Eddie Izzard’s Acts of Gods

Oscar Wilde once said, “If you want to tell people the truth, make them laugh or they will kill you.” Eddie Izzard, the surreal, free-associative, British comic embodies this wisdom. I saw this self-described “action transvestite” at a wildly crazy, funny show on the New York stop of his 2014-’15 tour, Force Majeure – a title derived from the French for “Acts of God.” Force Majeure deals with grand philosophical ideas, but if it has a theme, it’s simple: There is no God!

Izzard hilariously reflects on the bizarreness of god-demanded human sacrifice and the crimes and brutality done in the name of higher beings. Listen to him describe a light-saber battle between Lord Darth Vader and God (who has a first name) over sharing spaghetti carbonara at a school cafeteria.

In his standup, Izzard also addresses a doubt about a God who never “turns up.” Channeling a reporter covering a natural disaster: “When there is a disaster, we turn up…we rely on each other…Doctors Without Borders will get just about anywhere to lend a hand…But no deity in sight, no God has ever, ever turned up. It’s just us; it’s always been us. If a God does turn up, I’ll eat my words, but until then – and think about it – should we be following anything that needs this much praise? You never vote for anyone who says, ‘Vote for me and I will lead you! But before I lead you, I will need more praise!'”

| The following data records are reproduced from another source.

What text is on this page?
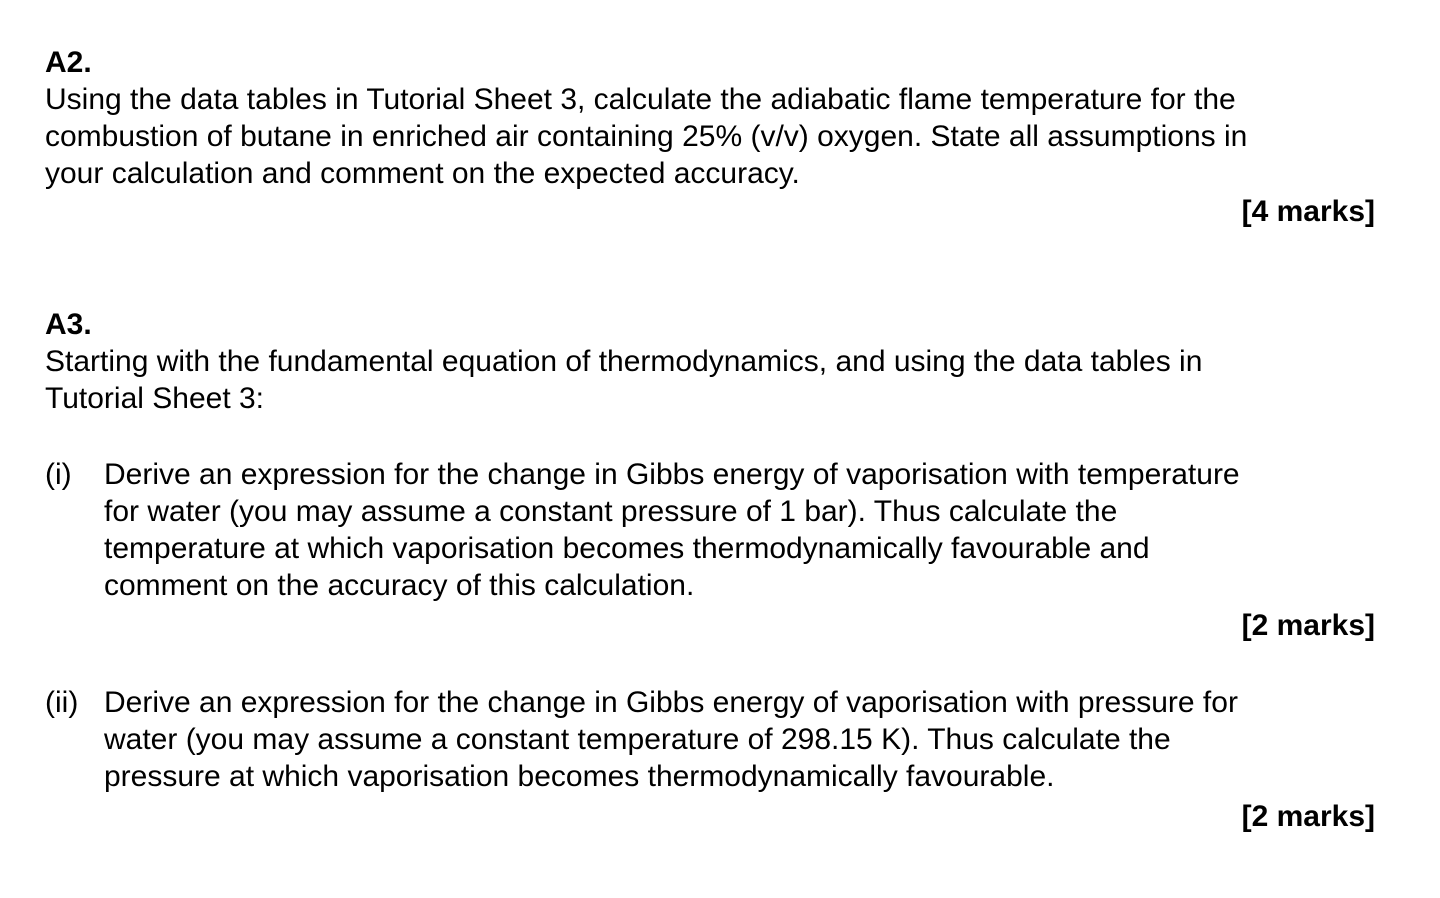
A2.

Using the data tables in Tutorial Sheet 3, calculate the adiabatic flame temperature for the
combustion of butane in enriched air containing 25% (v/v) oxygen. State all assumptions in
your calculation and comment on the expected accuracy.

[4 marks]

A3.

Starting with the fundamental equation of thermodynamics, and using the data tables in
Tutorial Sheet 3:
(i) Derive an expression for the change in Gibbs energy of vaporisation with temperature
for water (you may assume a constant pressure of 1 bar). Thus calculate the
temperature at which vaporisation becomes thermodynamically favourable and
comment on the accuracy of this calculation.

[2 marks]

(ii) Derive an expression for the change in Gibbs energy of vaporisation with pressure for
water (you may assume a constant temperature of 298.15 K). Thus calculate the
pressure at which vaporisation becomes thermodynamically favourable.

[2 marks]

Izzard captures the increasing irrelevance of a traditionalist understanding of God. A recent study from the Public Religion Research Institute called “I Know What You Did Last Sunday” found that Americans significantly inflate religious participation. There’s a persistent gap between the number of people who claim to go to worship services and the number who can actually be counted in pews. For years, Americans have overstated their own religiosity, as poll after poll has found more Americans who do not identify with any religious tradition. Simply put, we exaggerate our religious beliefs and behavior. Izzard’s farce to be reckoned with reflects this widespread quirk. It is indeed Time for a New God.